ENGL 2011 (Honors I: Literary Study through Reading and Research) is a four-credit Honors introduction to writing across the curriculum, and it fulfills the freshman English requirement for Honors students.
First-year Honors students who have not satisfied the freshman English requirement through AP, ECE, or transfer credit for ENGL 1010/1011 must take ENGL 2011 (instead of 1010 or 1011) in order to earn Sophomore Honors. This course is also strongly recommended for all first-year Honors students. Study of literature—and the development of important critical reading, writing, and information literacy skills—in the university setting is essential preparation for further study in a wide variety of fields.
There are three themed “pods” of ENGL 2011 for this semester, each of which consists of multiple sections supervised by an English faculty member.
- Modern Immigrant Narratives (Ellen Litman): sections 1, 4, and 5
- Austen and Austeniana (Jean Marsden): sections 2 and 3
- James Baldwin (Shawn Salvant): section 6
The history of America is inseparable from the stories of immigration, and while the country itself is often referred to as a “melting pot,” the path of immigrants has never been easy. In this class we will focus on the modern immigrant narratives, namely books, films, and even TV shows produced in the past few years. Some of these might reflect back on the immigrant experiences of the past, but most will be focused on the stories of recent immigrants. We will consider the most pressing (and persistent) issues faced by the immigrants today, such as the challenges of assimilation, the conflicts between parents and children, prejudices and anti-immigrant sentiments that the new arrivals often encounter, and of course, the controversial debate over immigration reform. As we read stories, memoirs, and poems, listen to podcasts, and watch documentaries and feature films, we will also discuss the advantages and limitations of each genre/medium used to tell the immigrant story.

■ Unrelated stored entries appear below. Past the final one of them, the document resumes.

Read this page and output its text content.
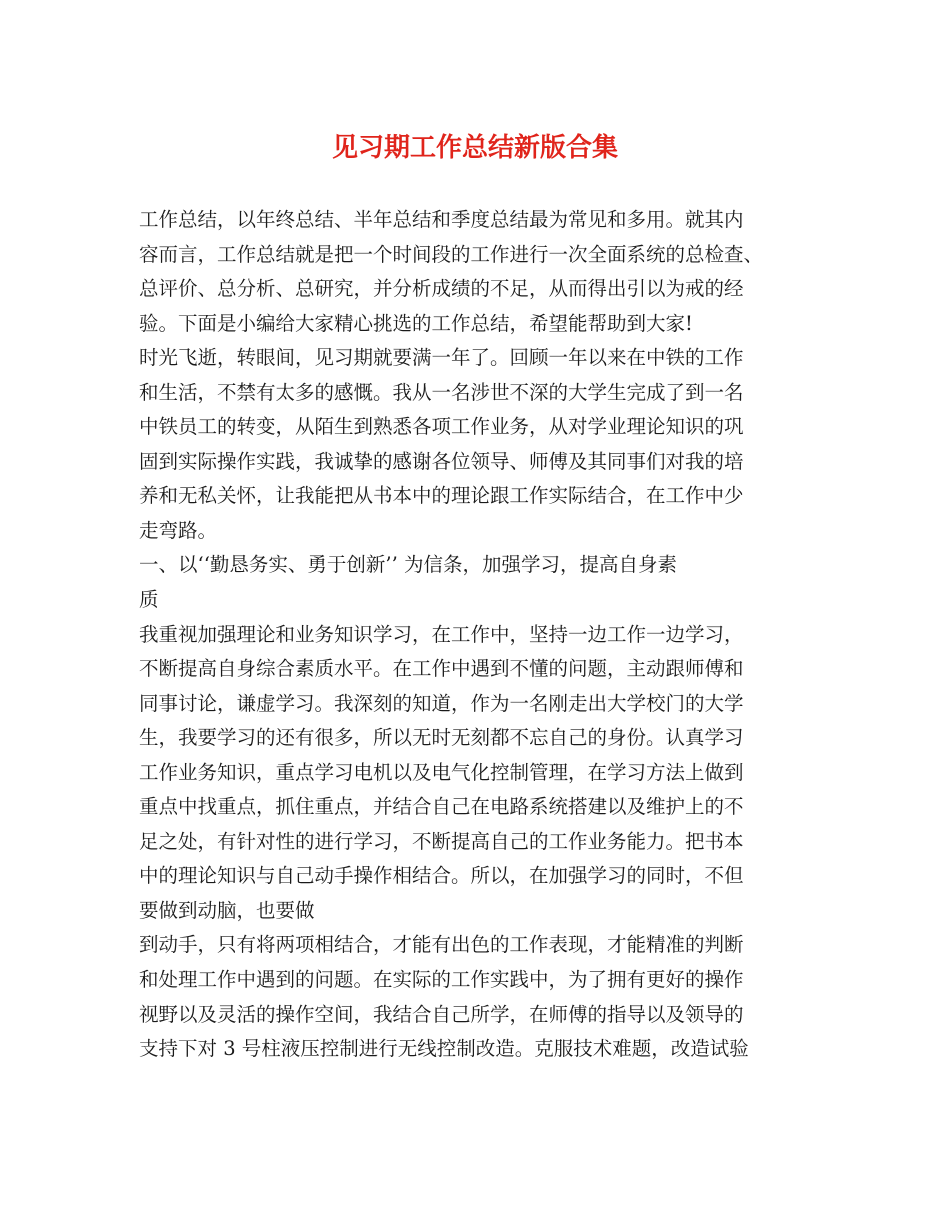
见习期工作总结新版合集
工作总结，以年终总结、半年总结和季度总结最为常见和多用。就其内
容而言，工作总结就是把一个时间段的工作进行一次全面系统的总检查、
总评价、总分析、总研究，并分析成绩的不足，从而得出引以为戒的经
验。下面是小编给大家精心挑选的工作总结，希望能帮助到大家!
时光飞逝，转眼间，见习期就要满一年了。回顾一年以来在中铁的工作
和生活，不禁有太多的感慨。我从一名涉世不深的大学生完成了到一名
中铁员工的转变，从陌生到熟悉各项工作业务，从对学业理论知识的巩
固到实际操作实践，我诚挚的感谢各位领导、师傅及其同事们对我的培
养和无私关怀，让我能把从书本中的理论跟工作实际结合，在工作中少
走弯路。
一、以‘‘勤恳务实、勇于创新’’ 为信条，加强学习，提高自身素
质
我重视加强理论和业务知识学习，在工作中，坚持一边工作一边学习，
不断提高自身综合素质水平。在工作中遇到不懂的问题，主动跟师傅和
同事讨论，谦虚学习。我深刻的知道，作为一名刚走出大学校门的大学
生，我要学习的还有很多，所以无时无刻都不忘自己的身份。认真学习
工作业务知识，重点学习电机以及电气化控制管理，在学习方法上做到
重点中找重点，抓住重点，并结合自己在电路系统搭建以及维护上的不
足之处，有针对性的进行学习，不断提高自己的工作业务能力。把书本
中的理论知识与自己动手操作相结合。所以，在加强学习的同时，不但
要做到动脑，也要做
到动手，只有将两项相结合，才能有出色的工作表现，才能精准的判断
和处理工作中遇到的问题。在实际的工作实践中，为了拥有更好的操作
视野以及灵活的操作空间，我结合自己所学，在师傅的指导以及领导的
支持下对 3 号柱液压控制进行无线控制改造。克服技术难题，改造试验
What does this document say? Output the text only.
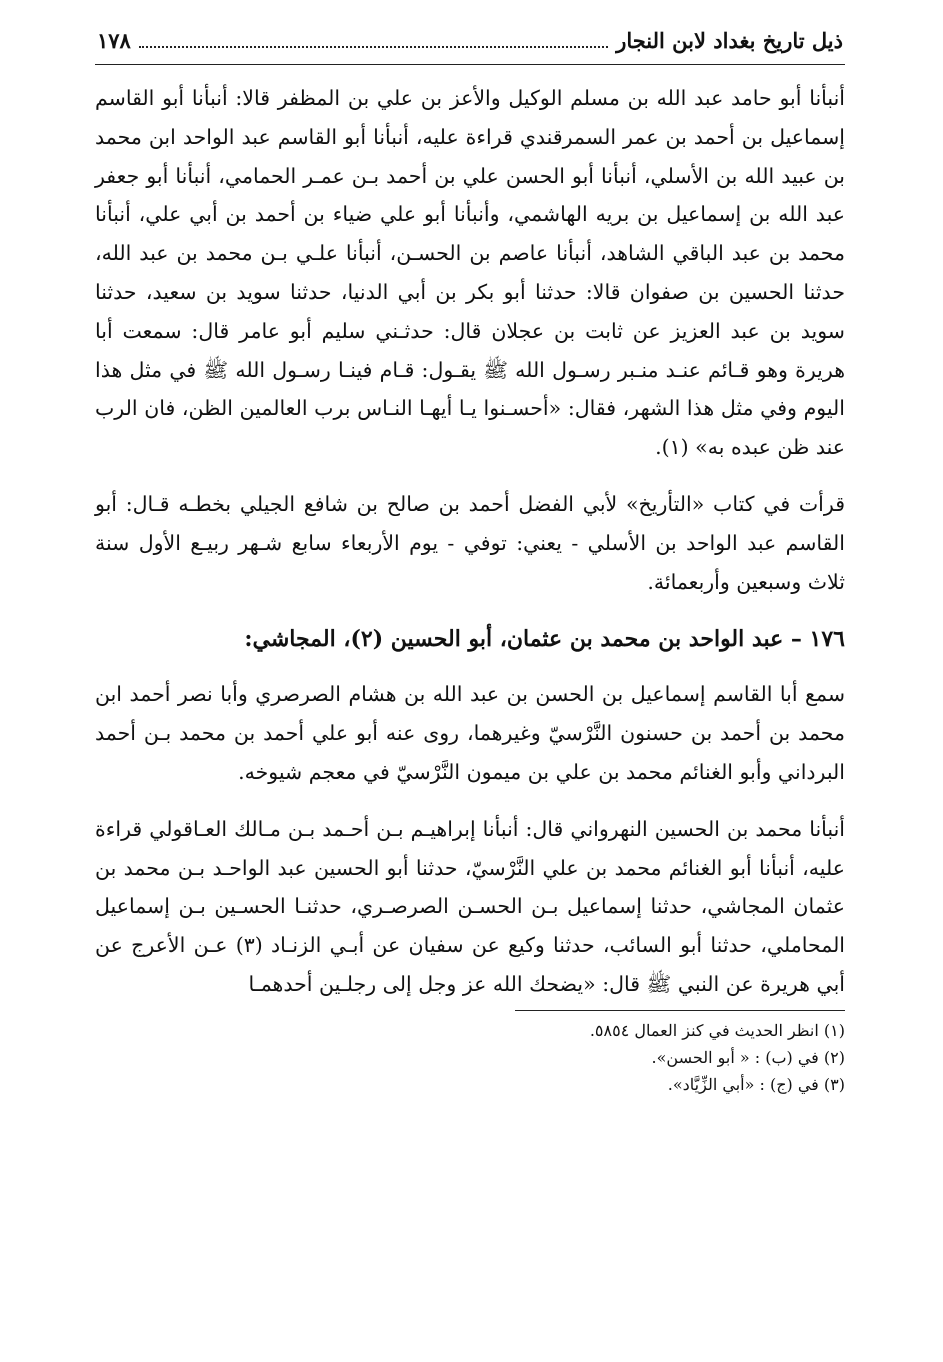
ذيل تاريخ بغداد لابن النجار
١٧٨

أنبأنا أبو حامد عبد الله بن مسلم الوكيل والأعز بن علي بن المظفر قالا: أنبأنا أبو القاسم إسماعيل بن أحمد بن عمر السمرقندي قراءة عليه، أنبأنا أبو القاسم عبد الواحد ابن محمد بن عبيد الله بن الأسلي، أنبأنا أبو الحسن علي بن أحمد بـن عمـر الحمامي، أنبأنا أبو جعفر عبد الله بن إسماعيل بن بريه الهاشمي، وأنبأنا أبو علي ضياء بن أحمد بن أبي علي، أنبأنا محمد بن عبد الباقي الشاهد، أنبأنا عاصم بن الحسـن، أنبأنا علـي بـن محمد بن عبد الله، حدثنا الحسين بن صفوان قالا: حدثنا أبو بكر بن أبي الدنيا، حدثنا سويد بن سعيد، حدثنا سويد بن عبد العزيز عن ثابت بن عجلان قال: حدثـني سليم أبو عامر قال: سمعت أبا هريرة وهو قـائم عنـد منـبر رسـول الله ﷺ يقـول: قـام فينـا رسـول الله ﷺ في مثل هذا اليوم وفي مثل هذا الشهر، فقال: «أحسـنوا يـا أيهـا النـاس برب العالمين الظن، فان الرب عند ظن عبده به» (١).

قرأت في كتاب «التأريخ» لأبي الفضل أحمد بن صالح بن شافع الجيلي بخطـه قـال: أبو القاسم عبد الواحد بن الأسلي - يعني: توفي - يوم الأربعاء سابع شـهر ربيـع الأول سنة ثلاث وسبعين وأربعمائة.

١٧٦ – عبد الواحد بن محمد بن عثمان، أبو الحسين (٢)، المجاشي:

سمع أبا القاسم إسماعيل بن الحسن بن عبد الله بن هشام الصرصري وأبا نصر أحمد ابن محمد بن أحمد بن حسنون النَّرْسيّ وغيرهما، روى عنه أبو علي أحمد بن محمد بـن أحمد البرداني وأبو الغنائم محمد بن علي بن ميمون النَّرْسيّ في معجم شيوخه.

أنبأنا محمد بن الحسين النهرواني قال: أنبأنا إبراهيـم بـن أحـمد بـن مـالك العـاقولي قراءة عليه، أنبأنا أبو الغنائم محمد بن علي النَّرْسيّ، حدثنا أبو الحسين عبد الواحـد بـن محمد بن عثمان المجاشي، حدثنا إسماعيل بـن الحسـن الصرصـري، حدثنـا الحسـين بـن إسماعيل المحاملي، حدثنا أبو السائب، حدثنا وكيع عن سفيان عن أبـي الزنـاد (٣) عـن الأعرج عن أبي هريرة عن النبي ﷺ قال: «يضحك الله عز وجل إلى رجلـين أحدهمـا

(١) انظر الحديث في كنز العمال ٥٨٥٤.
(٢) في (ب) : « أبو الحسن».
(٣) في (ج) : «أبي الزِّيَّاد».
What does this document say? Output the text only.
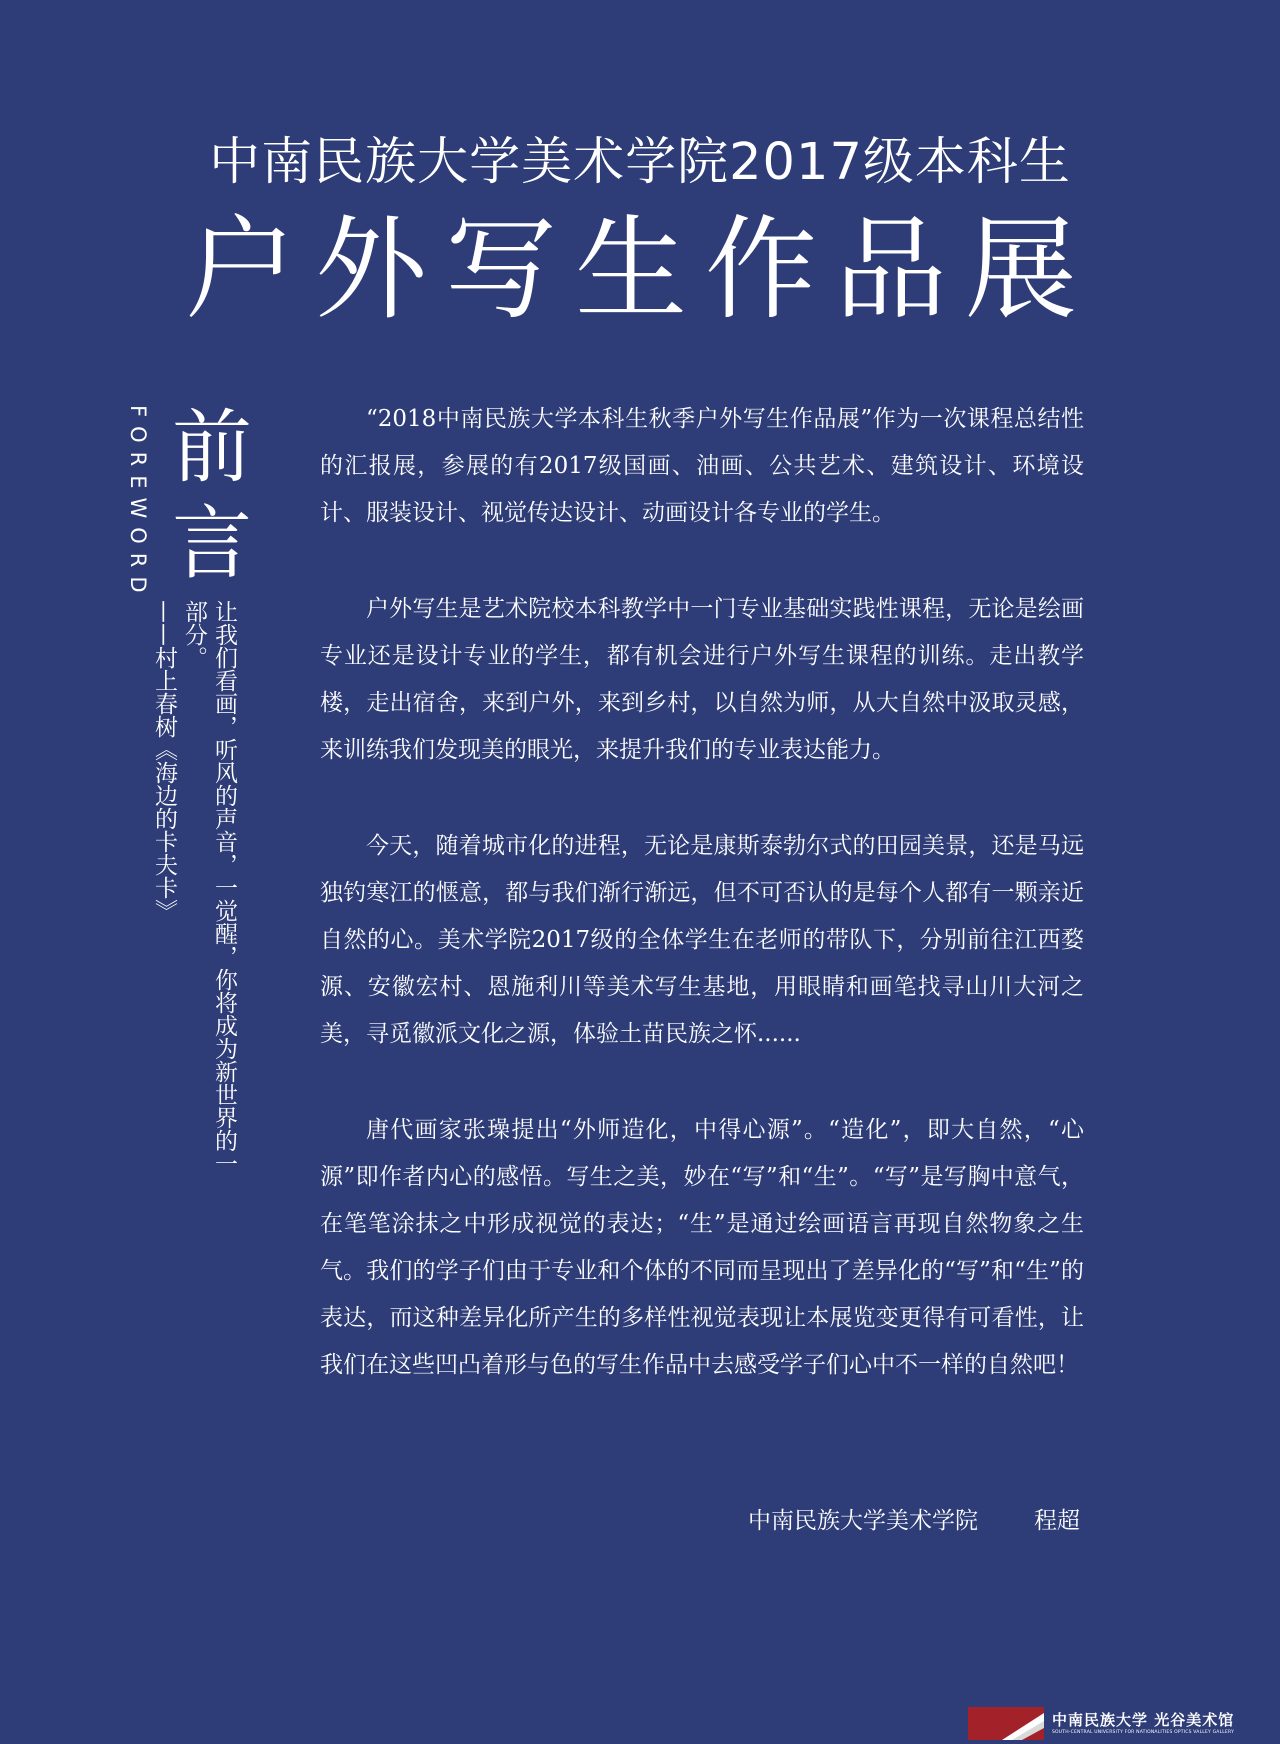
中南民族大学美术学院2017级本科生
户外写生作品展
FOREWORD 前
言
让我们看画，听风的声音，一觉醒，你将成为新世界的一部分。
——村上春树《海边的卡夫卡》

“2018中南民族大学本科生秋季户外写生作品展”作为一次课程总结性的汇报展，参展的有2017级国画、油画、公共艺术、建筑设计、环境设计、服装设计、视觉传达设计、动画设计各专业的学生。

户外写生是艺术院校本科教学中一门专业基础实践性课程，无论是绘画专业还是设计专业的学生，都有机会进行户外写生课程的训练。走出教学楼，走出宿舍，来到户外，来到乡村，以自然为师，从大自然中汲取灵感，来训练我们发现美的眼光，来提升我们的专业表达能力。

今天，随着城市化的进程，无论是康斯泰勃尔式的田园美景，还是马远独钓寒江的惬意，都与我们渐行渐远，但不可否认的是每个人都有一颗亲近自然的心。美术学院2017级的全体学生在老师的带队下，分别前往江西婺源、安徽宏村、恩施利川等美术写生基地，用眼睛和画笔找寻山川大河之美，寻觅徽派文化之源，体验土苗民族之怀......

唐代画家张璪提出“外师造化，中得心源”。“造化”，即大自然，“心源”即作者内心的感悟。写生之美，妙在“写”和“生”。“写”是写胸中意气，在笔笔涂抹之中形成视觉的表达；“生”是通过绘画语言再现自然物象之生气。我们的学子们由于专业和个体的不同而呈现出了差异化的“写”和“生”的表达，而这种差异化所产生的多样性视觉表现让本展览变更得有可看性，让我们在这些凹凸着形与色的写生作品中去感受学子们心中不一样的自然吧！

中南民族大学美术学院 程超
中南民族大学 光谷美术馆
SOUTH-CENTRAL UNIVERSITY FOR NATIONALITIES OPTICS VALLEY GALLERY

While the novels of Jane Austen have always been popular, in recent decades they have become a media sensation. Movies and mini-series have proliferated, and the novels have been adapted to other formats, such as the Emmy-winning YouTube series The Lizzie Bennet Diaries. Characters from the novels (and even Austen herself) have appeared in detective novels and zombie thrillers; writers have composed new endings to unfinished novels and even speculated about potential Jane Austen theme parks.
Why this fascination with all things Austen? We will attempt to answer this question through a careful reading of Austen’s major novels as well as an exploration of the many ways in which her works – and Austen herself – have become part of modern culture. In addition to Austen’s novels, we will examine a sampling of film adaptations and fan fiction; students will be encouraged to consider the ways in which adaptation constitutes interpretation. Course assignments will include several short writing assignments, and the second half of the semester will be dedicated to researching a final project.
This Honors First Year Writing course will consider many topics — race, religion, politics, sexuality, literary art, African American literature. Although we will read a range of materials, our guide through these topics will be the writer James Baldwin, one of the most important writers of the twentieth century. We will study his life and develop writing techniques in the process of responding to his work. Baldwin was a novelist and playwright, literary and cultural critic, and one of the greatest essayists of all time. Best known for his work produced during the height of the Civil Rights era, Baldwin’s voice remains relevant today. Many of the topics that drew Baldwin’s keen attention remain critical topics of our public discussions: race and racism, economic and social equality, gender and sexual orientation, the social role of the artist, the political role of literary art, as well as alienation, love, and faith. We will read selected major works by Baldwin and delve into his incredible insights into American race relations in the 1950s and 1960s, but we will also discuss the relevance of his thinking and writing for our own time. Students should expect very regular assignments and opportunities for discussion. Students will conduct guided research exercises and projects related to the study of Baldwin’s work and his impact on American literature and culture. The final grade will be based on regular assignments, a midterm exam, a research essay, and class participation (including online discussion through a course HuskyCT site).